Abstract

We present the case of a 39-year-old male who initially presented in January 2017 with abdominal pain and weight loss. He was eventually diagnosed with stage IVB Classical Hodgkin’s Lymphoma. Brentuximab, Vinblastine, and Dacarbazine regimen was initiated with dose adjustments made due to cardiomyopathy and neuropathy. By cycle 5, good response was evident on systemic imaging. He was then lost to follow-up.He represented in December 2020 with near paraplegia, preceded by months of tingling, numbness in both legs, gait imbalance and low back pain. MRI spine in January 2021 demonstrated multifocal abnormal cord signal changes with scattered areas of intramedullary cord enhancement as well as extensive enhancement of the cauda equina (Figures 1,2,3). CNS angiitis as a paraneoplastic phenomenon, mimics a similar clinical and radiographic appearance. Unfortunately none of the cord lesions were amenable to biopsy.Full body PET CT showed florid disease concerning for recurrence. 2 lumbar punctures with limited CSF flow cytometry and cytology analyses were negative. Mediastinal lymph node biopsy revealed Classical Hodgkins Lymphoma. DHAP chemotherapy regimen was initiated, soon after.

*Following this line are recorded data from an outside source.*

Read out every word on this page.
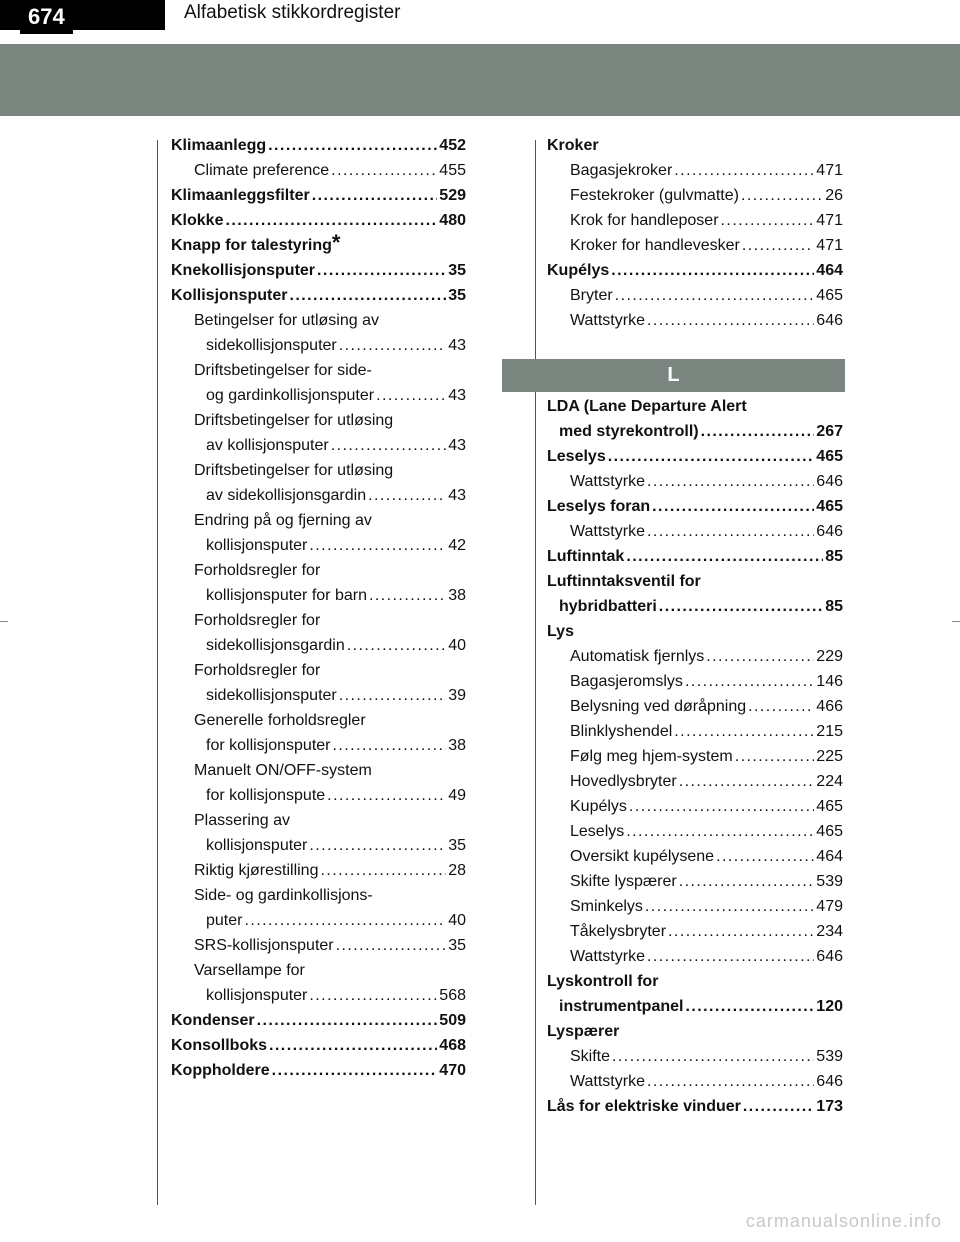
674	Alfabetisk stikkordregister
Klimaanlegg . . .	452
Climate preference . . .	455
Klimaanleggsfilter . . .	529
Klokke . . .	480
Knapp for talestyring *
Knekollisjonsputer . . .	35
Kollisjonsputer . . .	35
Betingelser for utløsing av
sidekollisjonsputer . . .	43
Driftsbetingelser for side-
og gardinkollisjonsputer . . .	43
Driftsbetingelser for utløsing
av kollisjonsputer . . .	43
Driftsbetingelser for utløsing
av sidekollisjonsgardin . . .	43
Endring på og fjerning av
kollisjonsputer . . .	42
Forholdsregler for
kollisjonsputer for barn . . .	38
Forholdsregler for
sidekollisjonsgardin . . .	40
Forholdsregler for
sidekollisjonsputer . . .	39
Generelle forholdsregler
for kollisjonsputer . . .	38
Manuelt ON/OFF-system
for kollisjonspute . . .	49
Plassering av
kollisjonsputer . . .	35
Riktig kjørestilling . . .	28
Side- og gardinkollisjons-
puter . . .	40
SRS-kollisjonsputer . . .	35
Varsellampe for
kollisjonsputer . . .	568
Kondenser . . .	509
Konsollboks . . .	468
Koppholdere . . .	470
Kroker
Bagasjekroker . . .	471
Festekroker (gulvmatte) . . .	26
Krok for handleposer . . .	471
Kroker for handlevesker . . .	471
Kupélys . . .	464
Bryter . . .	465
Wattstyrke . . .	646
L
LDA (Lane Departure Alert
med styrekontroll) . . .	267
Leselys . . .	465
Wattstyrke . . .	646
Leselys foran . . .	465
Wattstyrke . . .	646
Luftinntak . . .	85
Luftinntaksventil for
hybridbatteri . . .	85
Lys
Automatisk fjernlys . . .	229
Bagasjeromslys . . .	146
Belysning ved døråpning . . .	466
Blinklyshendel . . .	215
Følg meg hjem-system . . .	225
Hovedlysbryter . . .	224
Kupélys . . .	465
Leselys . . .	465
Oversikt kupélysene . . .	464
Skifte lyspærer . . .	539
Sminkelys . . .	479
Tåkelysbryter . . .	234
Wattstyrke . . .	646
Lyskontroll for
instrumentpanel . . .	120
Lyspærer
Skifte . . .	539
Wattstyrke . . .	646
Lås for elektriske vinduer . . .	173
carmanualsonline.info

A 3rd time, high volume comprehensive CSF analysis performed later, was unremarkable. MRI spine, after 2 cycles demonstrated significant improvement(Figures 4,5,6)coinciding with systemic response and clinical improvement. This favored diagnosis of CNS Hodgkin lymphoma over secondary CNS angiitis.CNS Hodgkin’s Lymphoma is a rare occurrence1, let alone, pure spinal intramedullary and leptomeningeal metastases. Intramedullary metastases arise from direct hematogenous spread or by, centripetal growth of tumor along spinal nerve roots with secondary invasion of spinal cord2. Systemic Hodgkin’s Lymphoma rarely affects the spine with a prevalence of 0.2% - 0.5%3,4. In an analysis of a large cohort of Hodgkin’s patients comprising 14,868 individuals, a prevalence of less than 0.02%, indicating it had been overestimated in the past5.